Tasks

Tasks are the basic building block for most of AME's functionality. A Task represents some work to be done, often in the form of python code to be executed but in principle it can be anything executable in a container.

Tasks are configured in an AME file ame.yml.

# ame.yml

tasks:
  - name: train_my_model
    executor:
      !poetry
      pythonVersion: 3.11
      command: python train.py

This is an example of a the absolute minimal requirements for a task, a name and an executor. An executor specifies how a task should be executed, a complete list can found (here)[]. In this case AME will ensure that the specified python version is present and use poetry to install dependencies and enter a shell before executing the command python train.py.

To run the task manually simply enter the directory with the file and project and run ame task run -l train_my_model. The -l ensures that we are using the local context and not trying to run a remote task already present in the AME cluster. Alternatively if you don't want to type the name omit it and AME will present a list of the available Tasks.

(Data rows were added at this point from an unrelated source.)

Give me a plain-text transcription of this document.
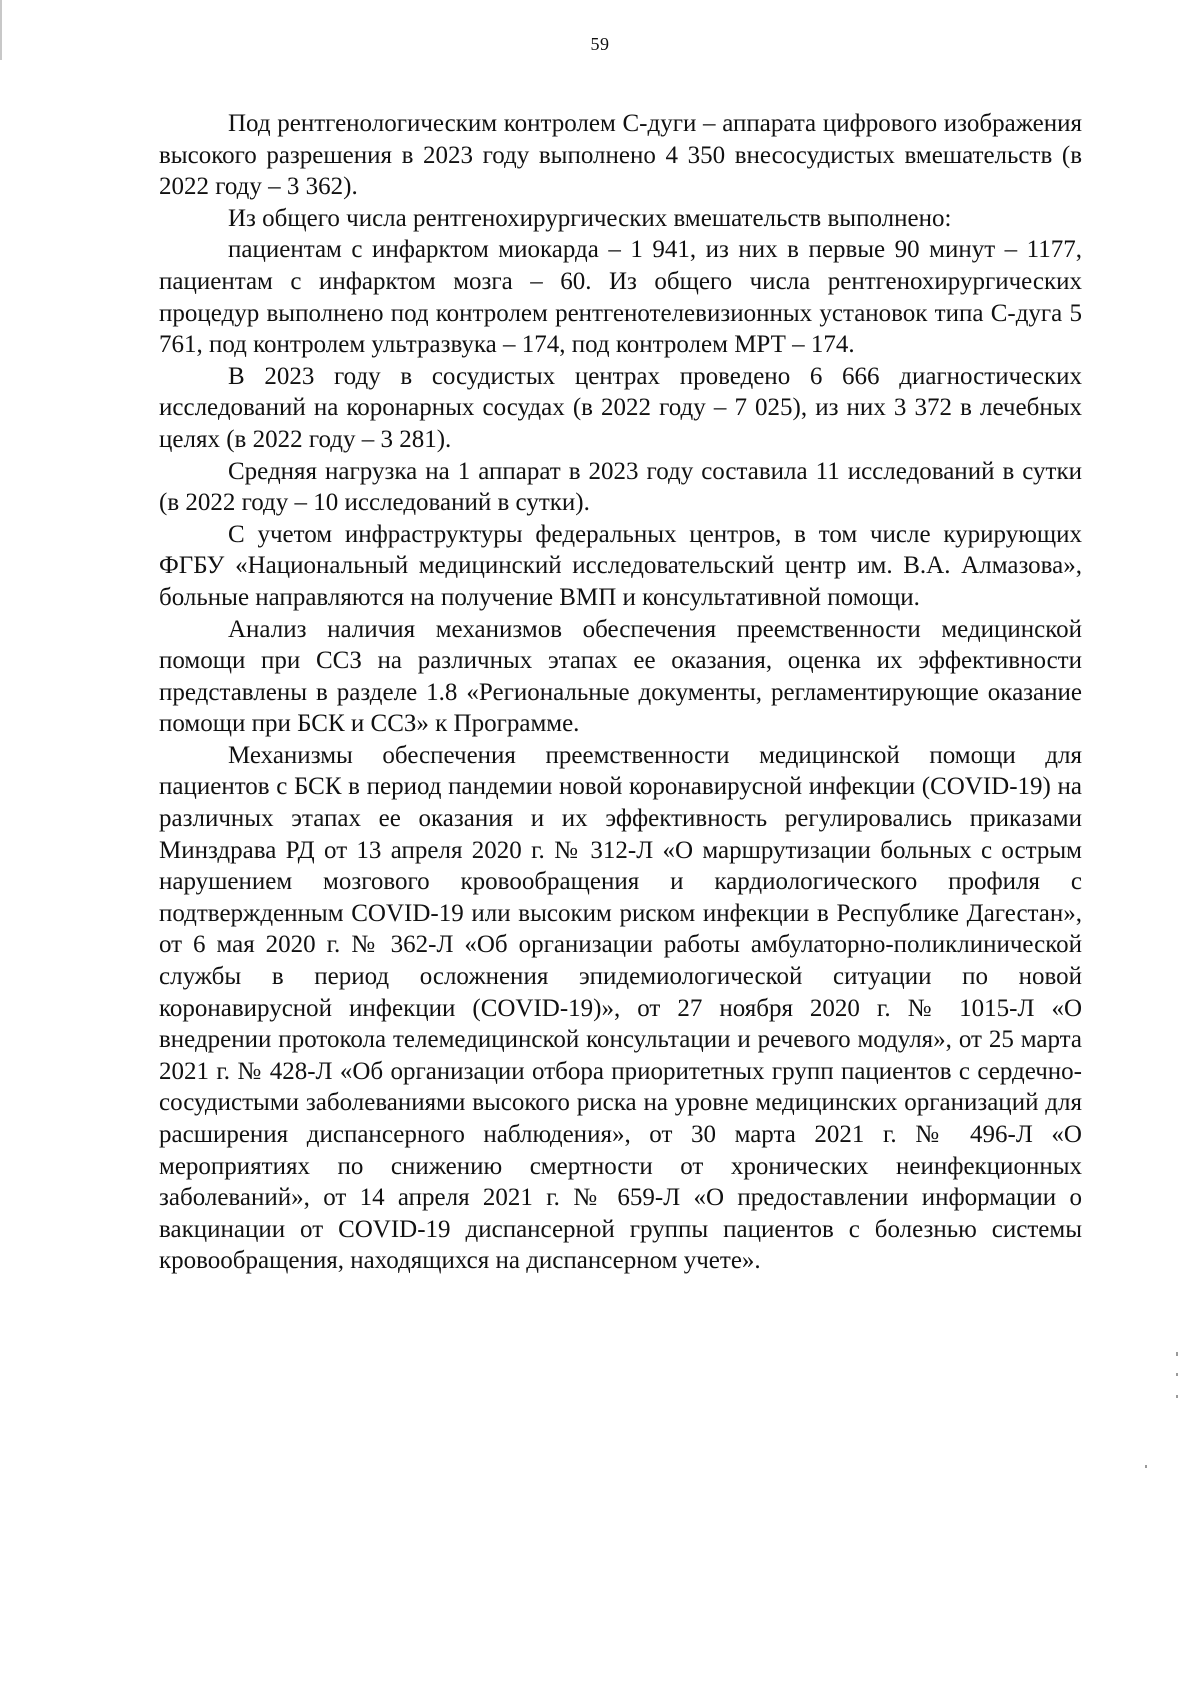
59

Под рентгенологическим контролем С-дуги – аппарата цифрового изображения высокого разрешения в 2023 году выполнено 4 350 внесосудистых вмешательств (в 2022 году – 3 362).

Из общего числа рентгенохирургических вмешательств выполнено:

пациентам с инфарктом миокарда – 1 941, из них в первые 90 минут – 1177, пациентам с инфарктом мозга – 60. Из общего числа рентгенохирургических процедур выполнено под контролем рентгенотелевизионных установок типа С-дуга 5 761, под контролем ультразвука – 174, под контролем МРТ – 174.

В 2023 году в сосудистых центрах проведено 6 666 диагностических исследований на коронарных сосудах (в 2022 году – 7 025), из них 3 372 в лечебных целях (в 2022 году – 3 281).

Средняя нагрузка на 1 аппарат в 2023 году составила 11 исследований в сутки (в 2022 году – 10 исследований в сутки).

С учетом инфраструктуры федеральных центров, в том числе курирующих ФГБУ «Национальный медицинский исследовательский центр им. В.А. Алмазова», больные направляются на получение ВМП и консультативной помощи.

Анализ наличия механизмов обеспечения преемственности медицинской помощи при ССЗ на различных этапах ее оказания, оценка их эффективности представлены в разделе 1.8 «Региональные документы, регламентирующие оказание помощи при БСК и ССЗ» к Программе.

Механизмы обеспечения преемственности медицинской помощи для пациентов с БСК в период пандемии новой коронавирусной инфекции (COVID-19) на различных этапах ее оказания и их эффективность регулировались приказами Минздрава РД от 13 апреля 2020 г. № 312-Л «О маршрутизации больных с острым нарушением мозгового кровообращения и кардиологического профиля с подтвержденным COVID-19 или высоким риском инфекции в Республике Дагестан», от 6 мая 2020 г. № 362-Л «Об организации работы амбулаторно-поликлинической службы в период осложнения эпидемиологической ситуации по новой коронавирусной инфекции (COVID-19)», от 27 ноября 2020 г. № 1015-Л «О внедрении протокола телемедицинской консультации и речевого модуля», от 25 марта 2021 г. № 428-Л «Об организации отбора приоритетных групп пациентов с сердечно-сосудистыми заболеваниями высокого риска на уровне медицинских организаций для расширения диспансерного наблюдения», от 30 марта 2021 г. № 496-Л «О мероприятиях по снижению смертности от хронических неинфекционных заболеваний», от 14 апреля 2021 г. № 659-Л «О предоставлении информации о вакцинации от COVID-19 диспансерной группы пациентов с болезнью системы кровообращения, находящихся на диспансерном учете».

This page provides an overview of working with Task's using the cli and dashboard as well as reference of all configuration options.

Working with Tasks

Cli commands

The AME cli contains a subcommand ame task which is for operating on Tasks.

View deployed Tasks

ame task list

Name                                                        Status    Project 
ameprojectsrc56k2rlogregtrainingsklearn-logistic-regression Succeeded Unknown 
ameprojectsrcj8264logregtrainingdatasetdemo                 Failed    Unknown 
datasetdatasetdemodataset1dataset1-fetcher                  Succeeded Unknown 
validate-logreg-1                                           Succeeded Unknown

Run a task

Individual task's can be run with ame task run. This will look for Tasks in your current project. Upload any files necessary and execute the task.

View task logs

Task logs for any running task can be viewed with ame task logs.

Task Reference

Reference for all configuration for AME Tasks.

Resource requirements

By default a task gets limited resources allocated TODO: what is the default? which can be fine for very simple tasks but anything non trivial will require. To change the default see how to configure default (here)[].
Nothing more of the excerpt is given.